Ontario college students discuss impact of faculty strike

After the five-week long strike came to an end, The Charlatan spoke to two college students about the impact it had on them.

Cierra Vandermeer, a third-year behavioural psychology student at St. Lawrence College in Kingston, Ont., said she was greatly affected by the strike.

“I just [wanted] it to end it as soon as possible,” she said.

Vandermeer said she did her best to keep up with the workload, assuming the strike would eventually come to an end.

“It [was] hard to do assignments when we [didn’t] have a teacher to guide [us]—we [couldn’t] ask questions . . . we [couldn’t] proceed with our work,” she said.

She said the uncertainty of when they would return to classes caused her a “great deal of stress.”

“I [was] really stressed out about it,” she said. “I [didn’t] know what this means for us . . . I [didn’t] know if were gonna have to extend the semester or if were going to lose the semester,” she said.

Vandermeer said while she is worried about the present, her stress is actually rooted in how the strike can and will impact her overall future.

She added that hearing that the semester as a whole might be cancelled was the biggest cause of stress for her.

“. . .  I don’t know what that means for the future. That could mean that we don’t get summer or we graduate later,” she said

As an individual in a program with specialty requirements, Vandermeer said her and her classmates may have been more affected than her counterparts.

“My particular program has three semesters this year.

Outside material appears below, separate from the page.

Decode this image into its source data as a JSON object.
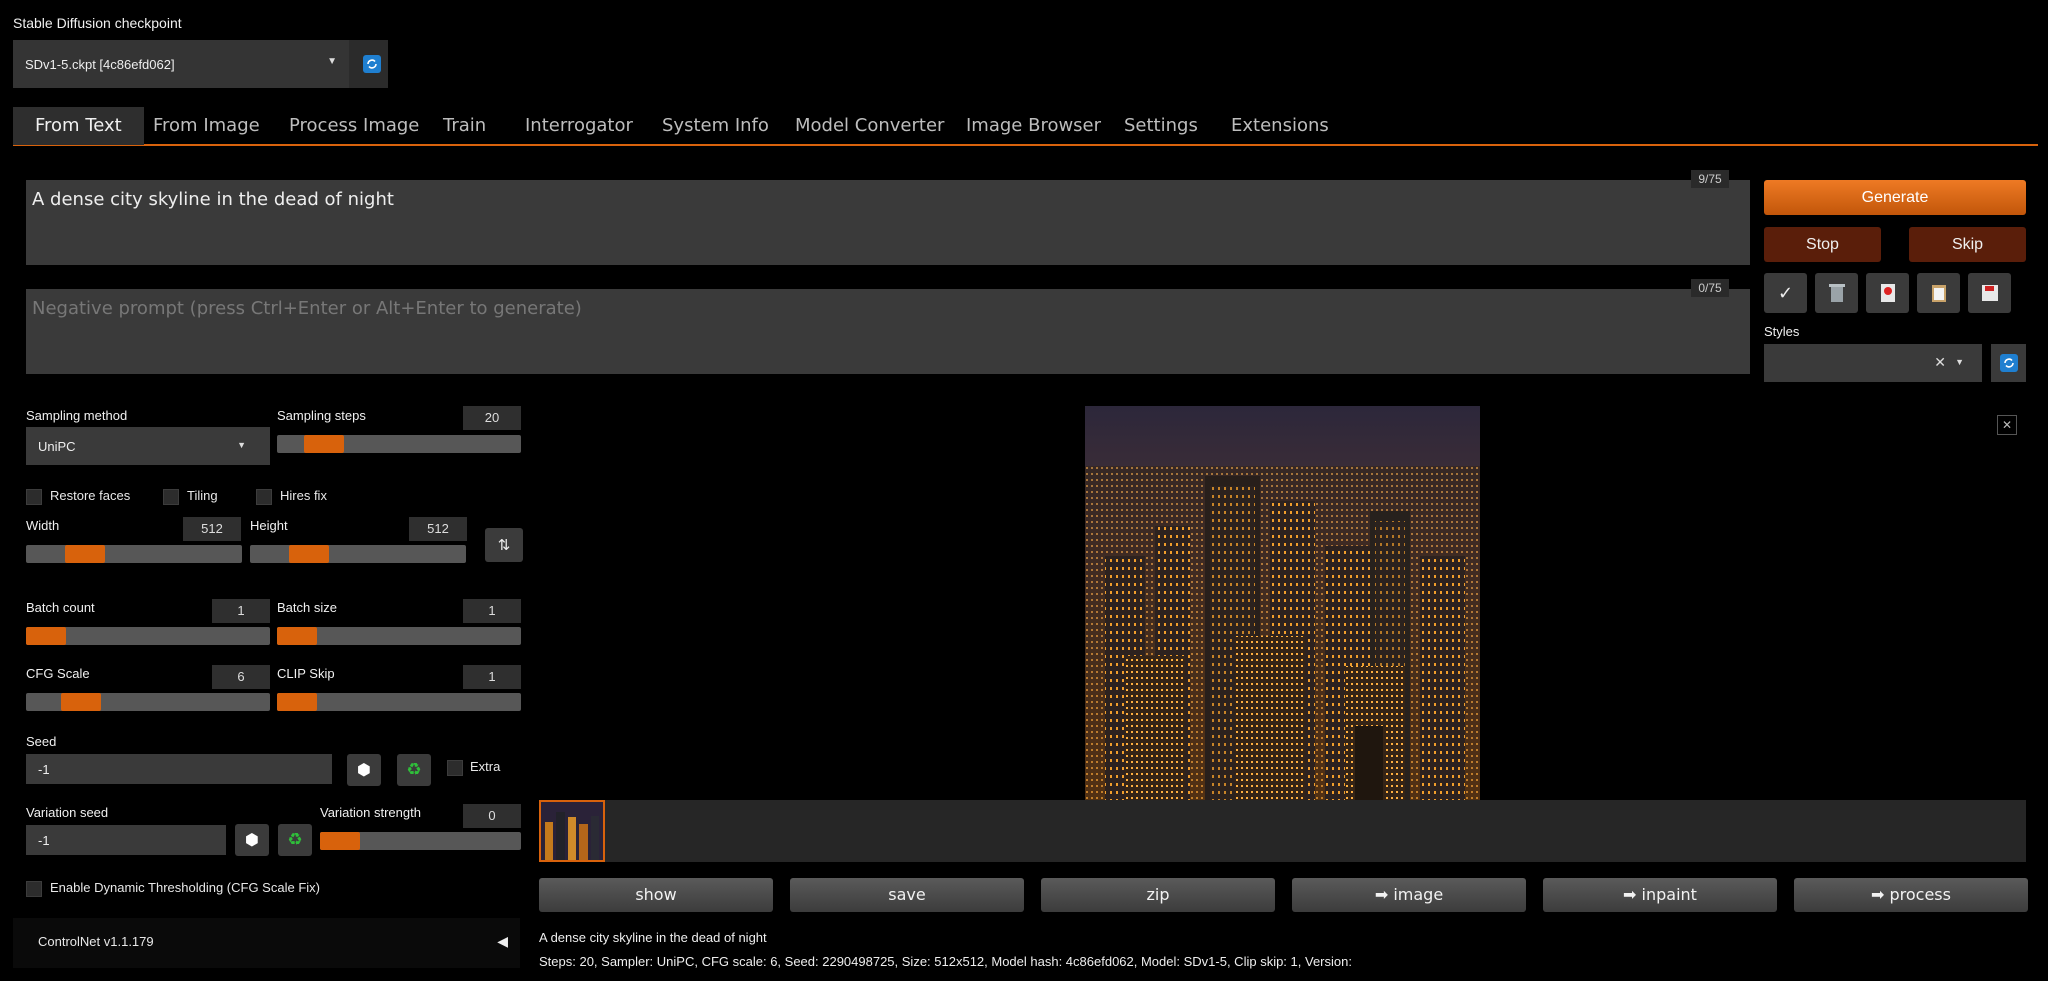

While everyone else writes finals in April, we were scheduled to write in June. We may have to go all the way to the end of August now,” she said.

Like most students, she said financial issues are also a concern for her. She said while the strike was ongoing, she couldn’t change her availability at work to clock in more hours.

“I’ve been picking up as many shifts as I can when people call in but I can’t actually book that time in,” she said.

Vandermeer said she is fortunate enough to be a Kingston resident, thus allowing her to live at home. But, she said she empathizes with those paying rent.

“A lot of my friends are affected by it cause they pay rent and may lose the semester. They’re paying [to live here] for a service they’re not receiving,” she said.

Despite her stress and ongoing concern, Vandermeer said she remains supportive of the instructors and teacher’s assistants.

“I support them. I totally understand their position on it all. I understand where they’re coming from and they have a lot of uncertainty as well,” she said. “ . . .  it’s frustrating for all parties involved.”

Kenneth Holness, a second-year fitness and health promotion student at Algonquin College, has differing opinions on the strike.

“I don’t agree with the [professors] because it’s our education, they chose the job, and from my point of view I just see them as being selfish,” he said. “Overall they’re just wasting our time because they want a bigger paycheque.”

While Holness said he is currently stressed out, he admitted he did not feel this way at the beginning of the strike.

“[Having a break] was great for the first week but [then it got] out of hand and that sucks thinking that my winter semester could be extended,” he said.

Holness said he moved to Ottawa to study, and that the strike caused him to feel that the move may have been pointless.

“I’ve got a job here, but basically all the money I’m making here is going towards living in Ottawa, so I can go to school here, and not being in school makes it seem like it is just a waste of time,” he said.

Like many others, his stress lies within the uncertainty and financial aspect of the strike.

“The money is gone regardless. [I’m] pissed I won’t be getting any of it back and also mad at how all the money is going toward the strike,” Holness said. “My biggest worry is that the winter semester goes into our summer because that sets back my plans for next year.”